Uma das questões mais falada na sessão de abertura com Kamala Harris e o congressista republicano Jay Obernolte, é a diferença de abordagem entre os EUA e a Europa em relação à regulação, ou temos segurança ou temos inovação. Quem é que está certo? Ou ninguém está certo?
Para já, há uma ideia errada que os Estados Unidos são contra a regulação. Cada estado tem a sua própria lista de regulações em IA, com os estados da Califórnia e do Colorado a serem ‘template’ para todos os estados. Nós fazemos parte da Consumer Technology Association, que organiza o CES, estamos no AI Group, e a lista mensal de leis que passam ou que estão em aprovação por cada estado é gigantesca. Eu acho que as pessoas ainda estão naquela narrativa da Europa é que é regulação e os Estados Unidos não, e não é verdade. Nós, todos os dias, temos que filtrar dados do nosso ‘closed source marketplace’ para certos Estados porque a lei da biométrica foi instituída no Illinois, Texas e Washington e Califórnia. E já temos que tirar esses estados dos mapas.

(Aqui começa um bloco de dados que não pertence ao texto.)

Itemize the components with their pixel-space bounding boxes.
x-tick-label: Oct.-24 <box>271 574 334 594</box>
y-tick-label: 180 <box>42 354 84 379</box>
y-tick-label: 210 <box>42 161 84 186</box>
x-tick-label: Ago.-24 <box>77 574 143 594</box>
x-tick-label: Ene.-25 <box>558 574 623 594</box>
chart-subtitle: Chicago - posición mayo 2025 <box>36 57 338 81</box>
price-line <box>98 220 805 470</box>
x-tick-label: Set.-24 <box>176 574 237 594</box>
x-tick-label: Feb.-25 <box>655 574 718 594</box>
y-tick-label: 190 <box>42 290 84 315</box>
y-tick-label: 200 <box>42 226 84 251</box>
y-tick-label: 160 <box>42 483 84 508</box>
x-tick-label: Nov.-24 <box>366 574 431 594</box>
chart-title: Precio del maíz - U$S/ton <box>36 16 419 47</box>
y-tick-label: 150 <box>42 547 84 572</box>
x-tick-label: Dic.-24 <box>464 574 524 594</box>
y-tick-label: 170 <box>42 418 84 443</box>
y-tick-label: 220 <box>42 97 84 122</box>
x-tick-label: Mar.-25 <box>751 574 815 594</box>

Ou seja, é uma manta de retalhos em vez de uma legislação federal?
Claro, é uma manta de retalhos com muitas aproximações e com um ‘template’ que os outros estados estão a seguir promovido pela Califórnia e pelo Colorado. A segunda questão é que a Europa, como não desenvolve, que esse aqui é o problema, vai agora estar mais preocupada em aplicar sanções. E, de facto, a Europa é mais punitiva porque há a questão das sanções e das multas, que aqui há menos. Não há uma tabela de preços de multas tão clara como há na Europa. O que também coloca a Europa só numa situação de ser protecionista, mas não olhando para estas novas tecnologias e tentando perceber qual é a mais ética para adotar e isso sim, defender. Caímos numa situação em que o consumidor vai decidir sozinho. Vai decidir pelo que é mais acessível, no sentido de ser mais disseminado, mais fácil de instalar, mais fácil de usar. E que não é necessariamente a melhor ferramenta no futuro.
Então, corremos o risco de investidores, talento técnico e empresas fugirem da Europa por causa dessa abordagem mais punitiva?
O talento já sai da Europa todos os dias. Não é tanto por aí. O que estou mais preocupada é que as empresas que de facto têm uma agenda ética, como, vou ter que dizer, uma IBM, uma Microsoft e uma Meta, não consigam entrar na Europa, em detrimento de outras menos éticas, como a OpenAI, como a Anthropic, como a DeepSeek. E essas, sim, terem uma adoção mais rápida.
Qual é o maior risco que nós enfrentamos neste momento relativo à inteligência artificial?
Cair nas mãos erradas com stakeholders que a podem usar no sentido de propaganda e desinformação.